第32章
A very interesting case to discuss in relation to this question of adjustment is that of the barrister. A practising barrister under contemporary conditions does indeed give most typically the opportunity for examining the relation of an ordinary self-respecting wordly life, to life under the dispensation of God discovered. A barrister is usually a man of some energy and ambition, his honour is moulded by the traditions of an ancient and antiquated profession, instinctively self-preserving and yet with a real desire for consistency and respect. As a profession it has been greedy and defensively conservative, but it has never been shameless nor has it ever broken faith with its own large and selfish, but quite definite, propositions. It has never for instance had the shamelessness of such a traditionless and undisciplined class as the early factory organisers. It has never had the dull incoherent wickedness of the sort of men who exploit drunkenness and the turf. It offends within limits. Barristers can be, and are, disbarred. But it is now a profession extraordinarily out of date; its code of honour derives from a time of cruder and lower conceptions of human relationship. It apprehends the State as a mere "ring" kept about private disputations; it has not begun to move towards the modern conception of the collective enterprise as the determining criterion of human conduct. It sees its business as a mere play upon the rules of a game between man and man, or between men and men. They haggle, they dispute, they inflict and suffer wrongs, they evade dues, and are liable or entitled to penalties and compensations. The primary business of the law is held to be decision in these wrangles, and as wrangling is subject to artistic elaboration, the business of the barrister is the business of a professional wrangler; he is a bravo in wig and gown who fights the duels of ordinary men because they are incapable, very largely on account of the complexities of legal procedure, of fighting for themselves. His business is never to explore any fundamental right in the matter. His business is to say all that can be said for his client, and to conceal or minimise whatever can be said against his client. The successful promoted advocate, who in Britain and the United States of America is the judge, and whose habits and interests all incline him to disregard the realities of the case in favour of the points in the forensic game, then adjudicates upon the contest. . . .
Now this condition of things is clearly incompatible with the modern conception of the world as becoming a divine kingdom. When the world is openly and confessedly the kingdom of God, the law court will exist only to adjust the differing views of men as to the manner of their service to God; the only right of action one man will have against another will be that he has been prevented or hampered or distressed by the other in serving God. The idea of the law court will have changed entirely from a place of dispute, exaction and vengeance, to a place of adjustment. The individual or some state organisation will plead ON BEHALF OF THE COMMON GOODeither against some state official or state regulation, or against the actions or inaction of another individual. This is the only sort of legal proceedings compatible with the broad beliefs of the new faith. . . . Every religion that becomes ascendant, in so far as it is not otherworldly, must necessarily set its stamp upon the methods and administration of the law. That this was not the case with Christianity is one of the many contributory aspects that lead one to the conviction that it was not Christianity that took possession of the Roman empire, but an imperial adventurer who took possession of an all too complaisant Christianity.

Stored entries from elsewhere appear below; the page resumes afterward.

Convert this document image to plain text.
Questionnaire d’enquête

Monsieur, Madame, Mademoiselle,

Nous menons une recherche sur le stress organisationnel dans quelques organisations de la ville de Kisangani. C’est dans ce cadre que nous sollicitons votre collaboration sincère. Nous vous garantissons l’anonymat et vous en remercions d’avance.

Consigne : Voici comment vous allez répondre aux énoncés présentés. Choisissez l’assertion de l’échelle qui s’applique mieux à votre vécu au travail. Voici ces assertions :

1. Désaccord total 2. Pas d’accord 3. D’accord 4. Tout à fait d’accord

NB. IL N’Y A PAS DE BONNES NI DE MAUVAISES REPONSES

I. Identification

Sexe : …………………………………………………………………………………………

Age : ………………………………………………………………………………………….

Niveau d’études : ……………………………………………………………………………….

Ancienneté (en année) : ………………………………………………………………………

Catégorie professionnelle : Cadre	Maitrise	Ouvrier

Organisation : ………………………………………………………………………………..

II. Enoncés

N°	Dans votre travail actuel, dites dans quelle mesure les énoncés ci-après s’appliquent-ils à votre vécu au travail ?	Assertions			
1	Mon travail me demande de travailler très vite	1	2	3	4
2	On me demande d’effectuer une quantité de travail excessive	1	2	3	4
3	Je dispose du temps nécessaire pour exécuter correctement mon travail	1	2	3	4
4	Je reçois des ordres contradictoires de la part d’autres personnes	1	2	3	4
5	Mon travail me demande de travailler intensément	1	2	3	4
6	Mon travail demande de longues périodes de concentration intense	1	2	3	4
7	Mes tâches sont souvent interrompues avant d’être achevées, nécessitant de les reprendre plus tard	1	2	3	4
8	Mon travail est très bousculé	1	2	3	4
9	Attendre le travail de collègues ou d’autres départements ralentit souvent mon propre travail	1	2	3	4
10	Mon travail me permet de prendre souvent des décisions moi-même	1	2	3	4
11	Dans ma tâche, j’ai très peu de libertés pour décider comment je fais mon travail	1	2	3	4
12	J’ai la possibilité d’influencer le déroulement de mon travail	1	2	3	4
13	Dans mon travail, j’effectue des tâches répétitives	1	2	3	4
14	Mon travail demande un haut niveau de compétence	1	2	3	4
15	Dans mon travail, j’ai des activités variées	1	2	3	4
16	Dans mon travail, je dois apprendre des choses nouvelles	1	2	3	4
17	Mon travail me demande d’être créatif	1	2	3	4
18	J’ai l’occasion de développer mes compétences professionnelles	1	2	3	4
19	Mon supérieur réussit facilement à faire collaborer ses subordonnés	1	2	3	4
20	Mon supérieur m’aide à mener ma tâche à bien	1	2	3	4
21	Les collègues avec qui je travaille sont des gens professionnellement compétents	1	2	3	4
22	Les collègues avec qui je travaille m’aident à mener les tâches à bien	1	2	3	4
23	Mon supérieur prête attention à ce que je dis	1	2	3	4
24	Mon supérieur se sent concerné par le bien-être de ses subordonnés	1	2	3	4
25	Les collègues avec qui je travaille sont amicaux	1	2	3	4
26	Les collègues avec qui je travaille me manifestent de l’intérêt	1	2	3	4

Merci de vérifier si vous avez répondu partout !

Reverting now from these generalisations to the problem of the religious from which they arose, it will have become evident that the essential work of anyone who is conversant with the existing practice and literature of the law and whose natural abilities are forensic, will lie in the direction of reconstructing the theory and practice of the law in harmony with modern conceptions, of making that theory and practice clear and plain to ordinary men, of reforming the abuses of the profession by working for the separation of bar and judiciary, for the amalgamation of the solicitors and the barristers, and the like needed reforms. These are matters that will probably only be properly set right by a quickening of conscience among lawyers themselves. Of no class of men is the help and service so necessary to the practical establishment of God's kingdom, as of men learned and experienced in the law. And there is no reason why for the present an advocate should not continue to plead in the courts, provided he does his utmost only to handle cases in which he believes he can serve the right. Few righteous cases are ill-served by a frank disposition on the part of lawyer and client to put everything before the court. Thereby of course there arises a difficult case of conscience. What if a lawyer, believing his client to be in the right, discovers him to be in the wrong? He cannot throw up the case unless he has been scandalously deceived, because so he would betray the confidence his client has put in him to "see him through." He has a right to "give himself away," but not to "give away" his client in this fashion. If he has a chance of a private consultation I think he ought to do his best to make his client admit the truth of the case and give in, but failing this he has no right to be virtuous on behalf of another.